Signs you're Kinesthetic:
- You retain better by doing than by watching or listening
- You struggle to sit still for long periods
- You rely heavily on concrete examples and analogies
- You prefer hands-on workshops to lectures
Tips to optimize your learning:
- Put what you learn into practice immediately
- Seek out exercises, case studies, and simulations
- Move while you think (walk, pace around)
- Use physical objects to represent concepts
- Choose workshop-style training over lecture-style presentations
At work: Propose hands-on workshops rather than theoretical meetings. When learning a new tool, start using it rather than reading the manual. Build prototypes and run quick tests.
Key takeaway: Kinesthetic learners are often underestimated in traditional education systems based on listening and reading. If you've always felt like you learned "slowly," the problem might not have been you -- it was the format.
Multimodal: What If You Have Multiple Styles?
Fleming himself emphasized that many people are multimodal. You might be primarily Visual with a strong Kinesthetic component, or balanced across all four styles. That's actually quite common.
The point isn't to box yourself in, but to understand your preferences so you can:
- Adapt your learning methods when you have a choice of format
- Compensate when the imposed format doesn't match your style
- Communicate better by presenting information in multiple ways
Key takeaway: You're not locked into a single style. Most people are multimodal. The goal isn't to put yourself in a box, but to understand your preferences for more effective learning.
Key takeaway: Varying learning formats (visual, oral, written, hands-on) benefits everyone, regardless of their dominant style. The multimodal approach is the most robust.
VARK in the Workplace: Beyond the Individual
Training and Onboarding
If you're designing training programs, think about covering all four styles. Good onboarding combines:
- Written documents (R)
- Diagrams and visuals (V)
- Explanation sessions with a mentor (A)
- Hands-on practice scenarios (K)
Management
Understanding your team members' VARK styles helps you adapt your communication.
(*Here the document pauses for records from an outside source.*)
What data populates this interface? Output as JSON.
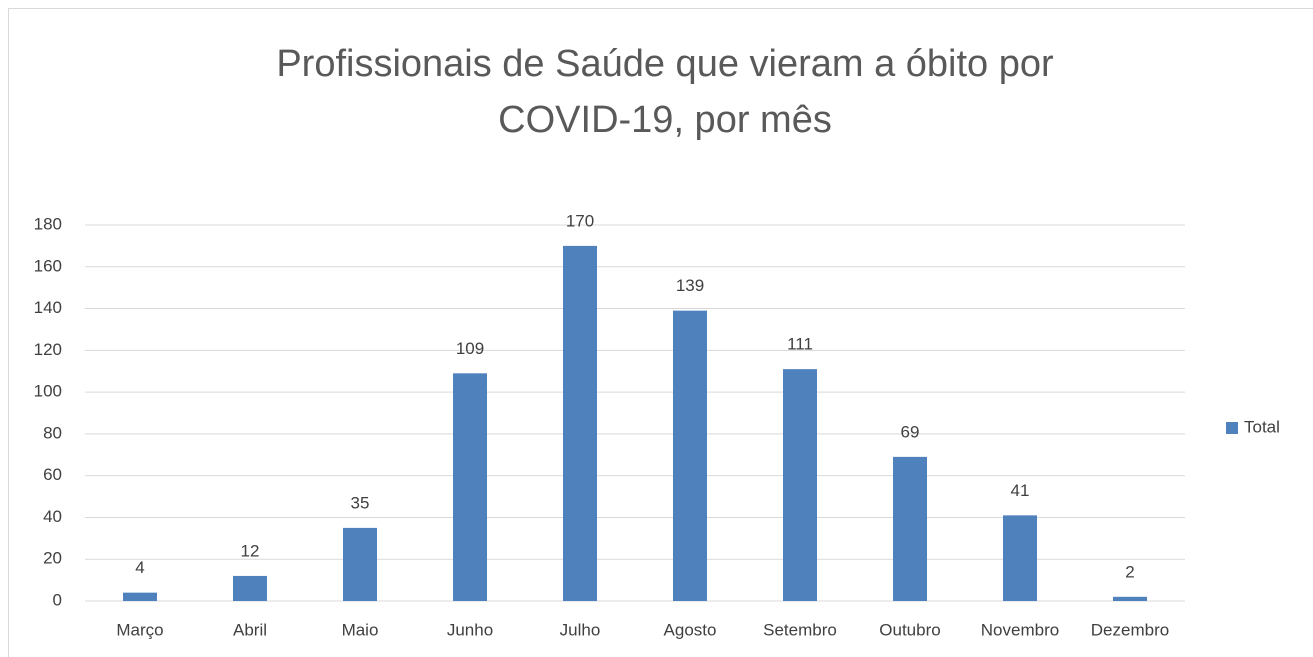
{
  "chart_data": {
    "type": "bar",
    "title": "Profissionais de Saúde que vieram a óbito por COVID-19, por mês",
    "categories": [
      "Março",
      "Abril",
      "Maio",
      "Junho",
      "Julho",
      "Agosto",
      "Setembro",
      "Outubro",
      "Novembro",
      "Dezembro"
    ],
    "series": [
      {
        "name": "Total",
        "color": "#4f81bd",
        "values": [
          4,
          12,
          35,
          109,
          170,
          139,
          111,
          69,
          41,
          2
        ]
      }
    ],
    "ylim": [
      0,
      180
    ],
    "yticks": [
      0,
      20,
      40,
      60,
      80,
      100,
      120,
      140,
      160,
      180
    ],
    "grid": true,
    "legend": "right"
  }
}
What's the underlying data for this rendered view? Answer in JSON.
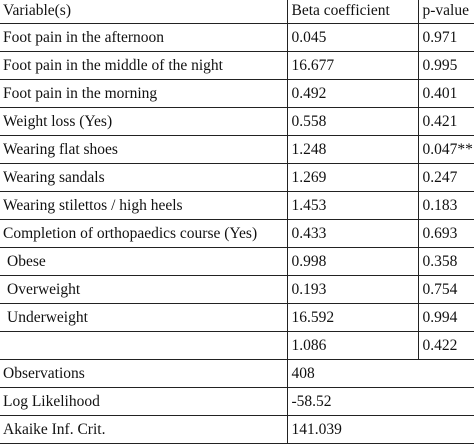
{
  "table": {
    "header": [
      "Variable(s)",
      "Beta coefficient",
      "p-value"
    ],
    "rows": [
      [
        "Foot pain in the afternoon",
        "0.045",
        "0.971"
      ],
      [
        "Foot pain in the middle of the night",
        "16.677",
        "0.995"
      ],
      [
        "Foot pain in the morning",
        "0.492",
        "0.401"
      ],
      [
        "Weight loss (Yes)",
        "0.558",
        "0.421"
      ],
      [
        "Wearing flat shoes",
        "1.248",
        "0.047**"
      ],
      [
        "Wearing sandals",
        "1.269",
        "0.247"
      ],
      [
        "Wearing stilettos / high heels",
        "1.453",
        "0.183"
      ],
      [
        "Completion of orthopaedics course (Yes)",
        "0.433",
        "0.693"
      ],
      [
        "Obese",
        "0.998",
        "0.358"
      ],
      [
        "Overweight",
        "0.193",
        "0.754"
      ],
      [
        "Underweight",
        "16.592",
        "0.994"
      ],
      [
        null,
        "1.086",
        "0.422"
      ]
    ],
    "stats": [
      [
        "Observations",
        "408"
      ],
      [
        "Log Likelihood",
        "-58.52"
      ],
      [
        "Akaike Inf. Crit.",
        "141.039"
      ]
    ]
  }
}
Some people retain a verbal briefing better, others need a summary email, still others need a diagram or a hands-on exercise.
Teamwork
On a project, Visuals can handle presentations and diagrams, R/W learners can manage documentation, Aural learners can coordinate check-ins, and Kinesthetic learners can handle prototypes and testing.
What VARK Doesn't Tell You
The model has its limitations, and it's important to know them:
- VARK doesn't measure intelligence or learning capacity. It describes a preference, not an aptitude.
- Context influences your style. You might be Aural for languages and Visual for mathematics.
- Some researchers debate the effectiveness of strictly adapting teaching to the dominant style. The multimodal approach (varying formats) seems beneficial for everyone.
Key takeaway: VARK describes a sensory preference, not intellectual capacity. One learning style is neither better nor worse than another.
Identify Your Dominant Style
Knowing your VARK profile is a shortcut to more effective learning. Whether you're in training, making a career change, or simply curious about optimizing how you learn, this framework will be useful in your daily life.